Especially when you believe in serving donors and other right-wing oligarchs over the everyday Wisconsinite, right Robbin’?

At least you're a transparent crook.

And check out this bit of absurd pretzel logic that Robbin’ tries to sell as to why the status quo is better for taxpayers.
Vos said Wednesday he hadn't read the new study. He said the focus should be on helping the uninsured sign up for private insurance on the Affordable Care Act exchange, which is subsidized solely by the federal government.

For Medicaid expansion, the federal government pays at least 90 percent of the cost, with the state picking up 10 percent, instead of the regular Medicaid arrangement of 60 percent federal and 40 percent state.

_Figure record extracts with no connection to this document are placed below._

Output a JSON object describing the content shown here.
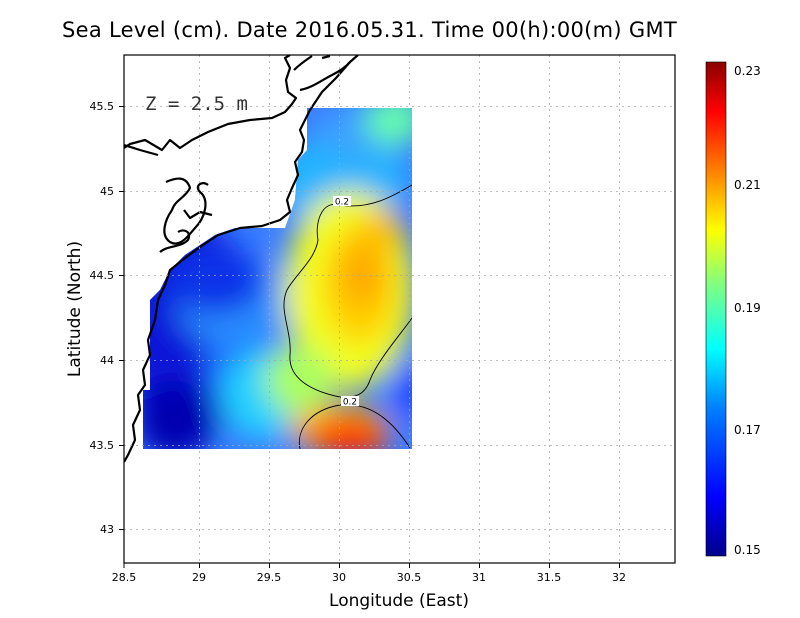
{
  "title": "Sea Level (cm). Date 2016.05.31. Time 00(h):00(m) GMT",
  "depth_label": "Z = 2.5 m",
  "colorbar": {
    "labels": [
      "0.23",
      "0.21",
      "0.19",
      "0.17",
      "0.15"
    ],
    "stops": [
      "#00008b",
      "#0000ff",
      "#0080ff",
      "#00ffff",
      "#80ff80",
      "#ffff00",
      "#ff8000",
      "#ff0000",
      "#8b0000"
    ]
  },
  "chart_data": {
    "type": "heatmap",
    "title": "Sea Level (cm). Date 2016.05.31. Time 00(h):00(m) GMT",
    "xlabel": "Longitude (East)",
    "ylabel": "Latitude (North)",
    "xlim": [
      28.5,
      32.4
    ],
    "ylim": [
      42.8,
      45.8
    ],
    "x_ticks": [
      "28.5",
      "29",
      "29.5",
      "30",
      "30.5",
      "31",
      "31.5",
      "32"
    ],
    "y_ticks": [
      "43",
      "43.5",
      "44",
      "44.5",
      "45",
      "45.5"
    ],
    "value_range": [
      0.15,
      0.23
    ],
    "contour_labels": [
      "0.2",
      "0.2"
    ],
    "grid": true
  }
}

"You do not need to have them on Medicaid, which is partially state funded," Vos said. "I do not want to create any increased liability for state taxpayers when we have the option to have the burden entirely fall on the federal government."

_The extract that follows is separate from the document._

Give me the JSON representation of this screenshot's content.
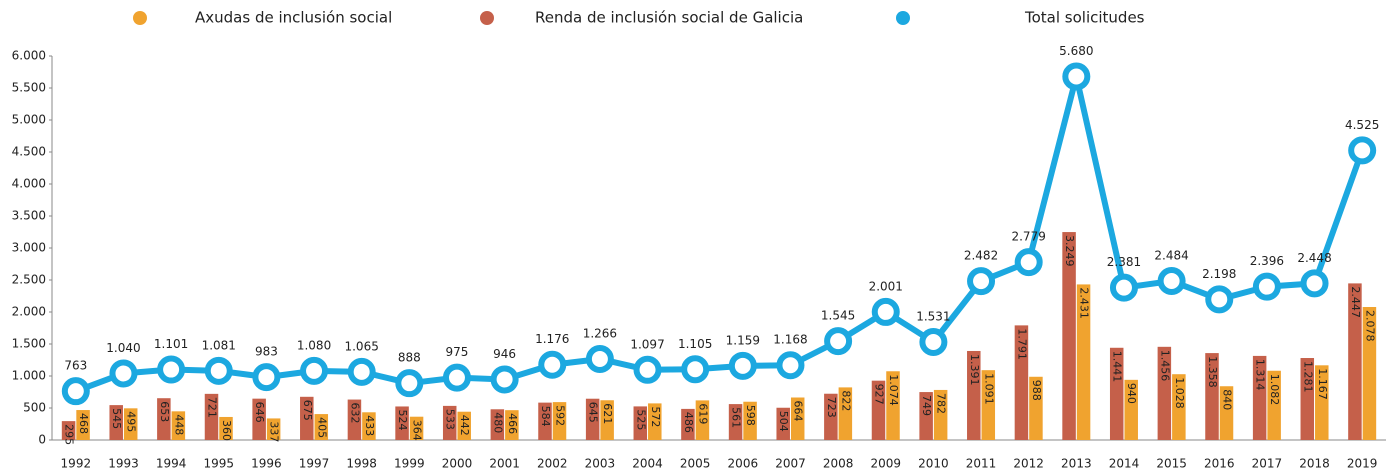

So now Robbin’ wants people in the barely-above poverty level to get their insurance from the “failing” ACA exchanges because the state pays nothing on tax credits that people get to offset the cost of coverage. But Vos also wants the state to pay AN EXTRA 30% OF THE COST for everyone in poverty that is currently on Medicaid?

That’s quite a losing proposition there Robbin’. That’s why Medicaid expansion would save state taxpayers around $160 million a year compared to the status quo, according to the Governor’s budget (a number that has generally been backed up by the Legislative Fiscal Bureau over the years).

You know, I used to think Robbin’ was just saying stupid things to try to trick the low-info rubes that still buy into GOP BS, and really knew what he was peddling was garbage. Now, I’m wondering if he really is this dumb.

And you really have to be dumb and/or bought-off to oppose Medicaid expansion in Wisconsin at this point. Time for Dems to press the advantage.

3 comments:

  1. Oh, there is ample evidence that Vos is a bought-and-paid-for stooge, a mutant species of Fascist-legislative invertebrate caught attempting to imitate a public servant. Vos' reptilian brain is fundamentally, morally, cognitively and ideologically averse to his oath of office and to any notion he is duty bound to serve his constituents.
    Gerrymandering has assured that a freak show of such parasitic "Republican" creatures now infests the state legislature, diverting taxpayer revenues (i.e., hard-earned money from citizens who actually do work!) to the Old Money Syndicate.
    It is no exaggeration to call Vos scum, with apologies to actual scum...

    ReplyDelete
    Replies
    1. Well, in the 21st Century GOP, the scum does rise to the top. Vos, Fitz, Steineke, Walker. The only skill they have is the ability to lack a conscience and go lower than anyone else.

      Delete
  2. The words and actions of the aforementioned illustrate the importance of requiring a psychological evaluation of every candidate for elected and appointed office, to weed out sociopaths, psychopaths, narcissists, and those who possess similar deficits that render them completely incapable of performing the duties of a public servant.
    Fail the eval, and the candidate is ruled ineligible for elected or appointed office.